Re: Emergency! Please Read..
Having had a lot of animals I can say you will deal with parasites. It will happen. Some are worse than others. Omg tropical rat mites=hell. The worst thing I have dealt with and someone said they considered them worse than bed bugs and just moved while trashing everything that couldn't be sterilized. 1 fed female falls in a tank/bin and the rodents in it are done. They will go from fine to dead in less than 24hrs as the 100s of mites hatch and feed off them stuck in the tank. While majority are stuck they will spread anyway. I went in to the doctor for rashes, scaly skin, and bite lines but he couldn't identify it and gave me steroid cream to see if it would help. The cat was on prednisone, the youngest dog was on antibiotics both for having red rashes and infected places on their bellies. We finally found this was all the tropical rat mites. The best thing ever was to make bio-active tanks. All that native soil I brought in from the wild was packed with mite species beyond what most usually see. Turns out that's because I had all sorts of predatory mites eating that mass of tropical rat mites and poultry mites from next door. A few of those escaping into the mite population of the house and no more tropical rat mites. No more going insane scratching, no more meds, no more dead rodents... The amount of advantage, revolution, and ivermectin I went through treating the guinea pigs, gerbils, mice, cats, dogs, birds.... I have never seen anything that bad before. I have a huge aversion to cold water especially when I'm tired and I was taking ice cold showers in desperation before bed to stop the biting.
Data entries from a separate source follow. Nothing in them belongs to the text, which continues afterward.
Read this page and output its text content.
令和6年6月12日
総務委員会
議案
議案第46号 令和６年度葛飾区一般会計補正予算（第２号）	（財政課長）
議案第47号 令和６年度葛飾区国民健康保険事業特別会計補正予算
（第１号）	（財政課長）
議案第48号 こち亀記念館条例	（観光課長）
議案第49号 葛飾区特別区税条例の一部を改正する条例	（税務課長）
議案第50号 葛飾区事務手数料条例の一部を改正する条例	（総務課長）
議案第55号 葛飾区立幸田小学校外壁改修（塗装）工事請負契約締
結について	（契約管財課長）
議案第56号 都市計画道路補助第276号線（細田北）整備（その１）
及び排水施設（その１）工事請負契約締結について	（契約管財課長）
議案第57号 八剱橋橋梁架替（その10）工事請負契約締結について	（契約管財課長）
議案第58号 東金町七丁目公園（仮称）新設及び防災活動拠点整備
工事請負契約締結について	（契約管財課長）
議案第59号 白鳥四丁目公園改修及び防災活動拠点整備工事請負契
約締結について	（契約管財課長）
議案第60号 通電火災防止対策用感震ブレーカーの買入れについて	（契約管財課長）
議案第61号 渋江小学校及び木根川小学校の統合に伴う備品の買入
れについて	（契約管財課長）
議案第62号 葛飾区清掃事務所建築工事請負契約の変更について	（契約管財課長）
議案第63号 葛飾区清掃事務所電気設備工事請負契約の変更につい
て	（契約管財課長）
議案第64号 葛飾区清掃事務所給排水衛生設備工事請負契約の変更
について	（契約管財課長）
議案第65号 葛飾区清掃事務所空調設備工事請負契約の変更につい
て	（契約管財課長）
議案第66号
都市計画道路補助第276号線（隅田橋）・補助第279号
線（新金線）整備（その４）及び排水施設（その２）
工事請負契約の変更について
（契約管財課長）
Some do use the predatory mites with snake mites. It's a natural method in bio-active. My bullsnake was kept and treated with ivermectin an extra month because the person missed some snake mites and he was near the new ones. Like usual there are a range of approaches and I haven't had to look into the risks and benefits of each luckily. Hopefully with my natural population of predatory mites I never have to research mites again.